Published on 4 March 2011

Want to know how to make perfect pancakes for pancake day - or just because you fancy them?

Making perfect pancakes isn't always easy. So we're sharing some top tips for pancake perfection...

Different types of pancake

Oh, you thought there was just one? Oh, no, no. If you want to know how to make perfect pancakes then it really depends on what sort you want...

Choose between:

Make a light pancake batter

To make perfect pancake batter for English, French crepe or Dutch style pancakes you'll need to make the liquid element lighter.

Do this by using less milk and topping it up to the required amount with sparking water. Normally around 1 part water to 2 parts milk will do the trick.

If cooking savoury pancakes then supplement the water for beer - honestly!

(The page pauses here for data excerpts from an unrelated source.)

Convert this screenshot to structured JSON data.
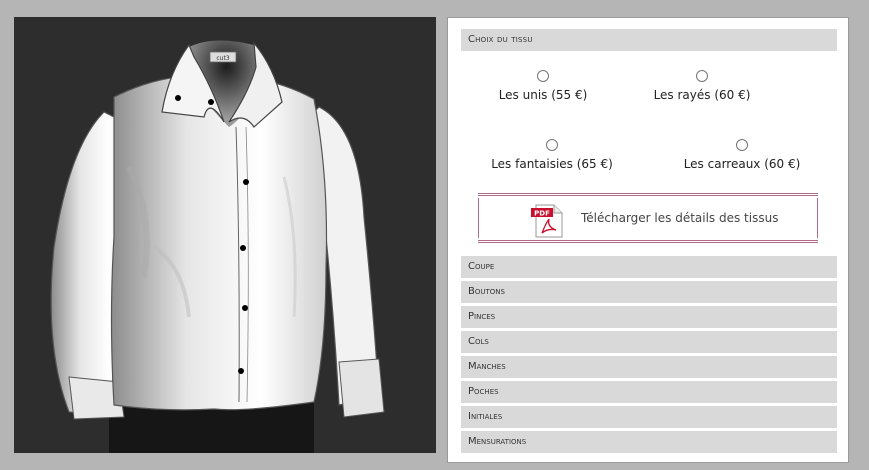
{
  "shirt_image": {
    "label": "cut3"
  },
  "fabric_section": {
    "title": "Choix du tissu",
    "options": [
      {
        "label": "Les unis (55 €)"
      },
      {
        "label": "Les rayés (60 €)"
      },
      {
        "label": "Les fantaisies (65 €)"
      },
      {
        "label": "Les carreaux (60 €)"
      }
    ],
    "download": {
      "icon_text": "PDF",
      "label": "Télécharger les détails des tissus"
    }
  },
  "menu": [
    {
      "label": "Coupe"
    },
    {
      "label": "Boutons"
    },
    {
      "label": "Pinces"
    },
    {
      "label": "Cols"
    },
    {
      "label": "Manches"
    },
    {
      "label": "Poches"
    },
    {
      "label": "Initiales"
    },
    {
      "label": "Mensurations"
    }
  ],
  "colors": {
    "background": "#b5b5b5",
    "preview_bg": "#2d2d2d",
    "header_bg": "#d9d9d9",
    "accent_border": "#b06a8c"
  }
}
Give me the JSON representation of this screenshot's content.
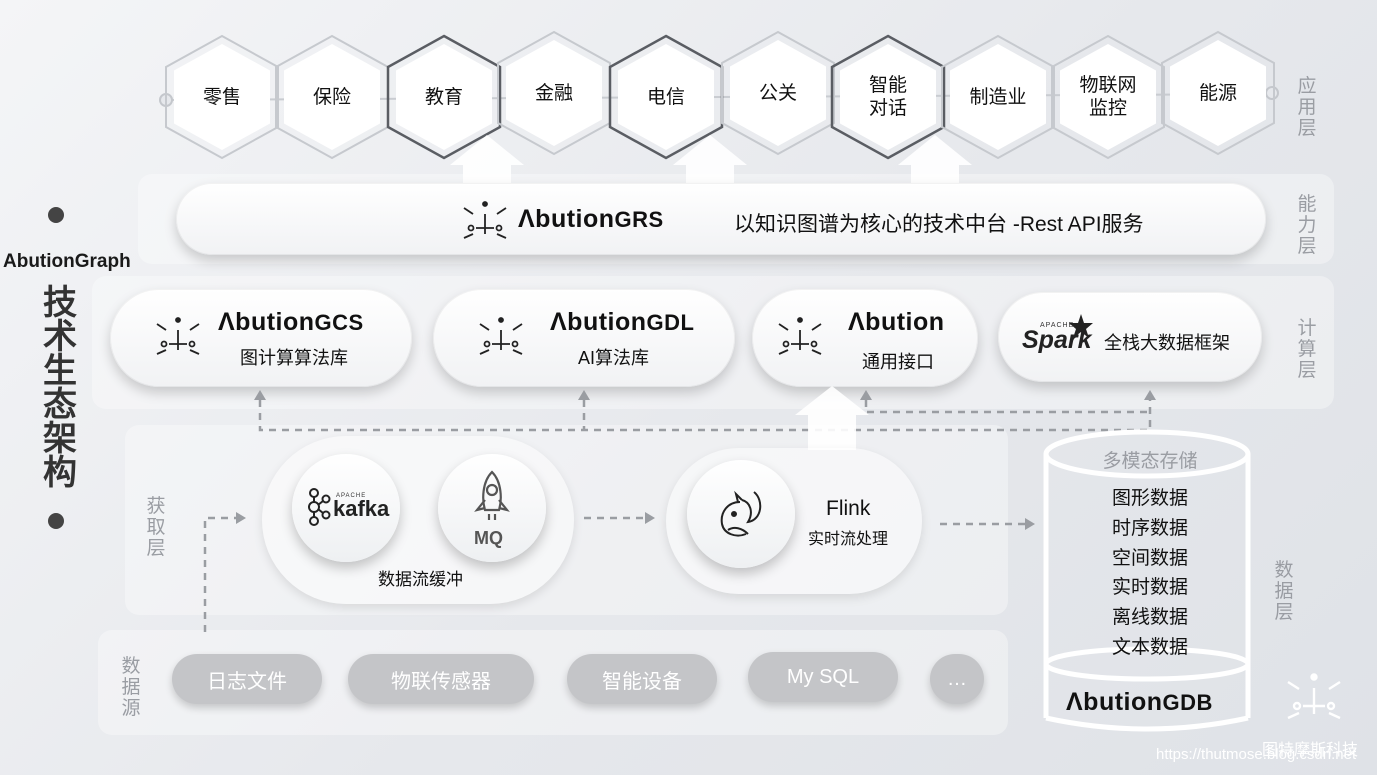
{
  "side_title": "AbutionGraph",
  "vertical_title": "技术生态架构",
  "layers": {
    "app": "应用层",
    "ability": "能力层",
    "compute": "计算层",
    "acquire": "获取层",
    "source": "数据源",
    "data": "数据层"
  },
  "apps": [
    "零售",
    "保险",
    "教育",
    "金融",
    "电信",
    "公关",
    "智能\n对话",
    "制造业",
    "物联网\n监控",
    "能源"
  ],
  "grs": {
    "brand": "Λbution",
    "suffix": "GRS",
    "desc": "以知识图谱为核心的技术中台 -Rest API服务"
  },
  "compute": {
    "gcs": {
      "brand": "Λbution",
      "suffix": "GCS",
      "sub": "图计算算法库"
    },
    "gdl": {
      "brand": "Λbution",
      "suffix": "GDL",
      "sub": "AI算法库"
    },
    "api": {
      "brand": "Λbution",
      "sub": "通用接口"
    },
    "spark": {
      "logo": "Spark",
      "apache": "APACHE",
      "sub": "全栈大数据框架"
    }
  },
  "acquire": {
    "kafka": {
      "logo": "kafka",
      "apache": "APACHE"
    },
    "mq": "MQ",
    "buffer_label": "数据流缓冲",
    "flink": {
      "title": "Flink",
      "sub": "实时流处理"
    }
  },
  "sources": [
    "日志文件",
    "物联传感器",
    "智能设备",
    "My SQL",
    "…"
  ],
  "storage": {
    "title": "多模态存储",
    "items": [
      "图形数据",
      "时序数据",
      "空间数据",
      "实时数据",
      "离线数据",
      "文本数据"
    ],
    "brand": "Λbution",
    "suffix": "GDB"
  },
  "company": "图特摩斯科技",
  "watermark": "https://thutmose.blog.csdn.net"
}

Not lager though, it has to be good quality ale. Leave the batter overnight and they'll be even nicer.

Making perfect pancakes - don't have lumps

Lumpy batter doesn't make for great pancake success. When making perfect pancakes you'll need to make sure your batter is smooth and silky - no matter what sort you're making. Perfect pancake batter can be easily done in a food processor or with an electric whisk but if you don't have either, don't despair!

Make a roux with the flour and egg and then slowly add the liquid bit by tiny bit, all the time stirring the mix with a wooden spoon to combine. Taking the time to do this slowly makes for wonderful pancake batter!

Making perfect pancakes is hot work

You don't want your pancake to burn but at the same time the pan has got to be hot enough to start the cooking instantly!

Get your frying pan or griddle verry hot over high heat and then put it down to medium as you start to make your perfect pancakes.

If it's hot enough, the batter should set and small bubbles will appear on the surface. When you flip your pancake the underside will be golden rather than charred.

How to flip pancakes

Flipping pancakes take practice.

Start by using a spatula or fish slice to loosen the pancake from the surface of the pan - this becomes easier as the pancake cooks but if it's sticking you didn't have enough oil, butter or fat in the pan. Ditch this one and try again!

When you've got the pancake loose you should be able to easily flip it using a spatula.

Once you've got the hang of this you can progress to lightly shaking the pan to loosen the pancake and then with a small flip and tilt of the wrist from left to right (or reverse if a leftie) you should be able to get the pancake over in one smooth motion - practice makes perfect.

Gotta keep 'em seperated

With English, French crepe, galette or Dutch pancakes, if you're stacking them you risk them sticking together. Seperate them out with a square of greaseproof paper or baking sheet. This is especially important if you want to freeze them.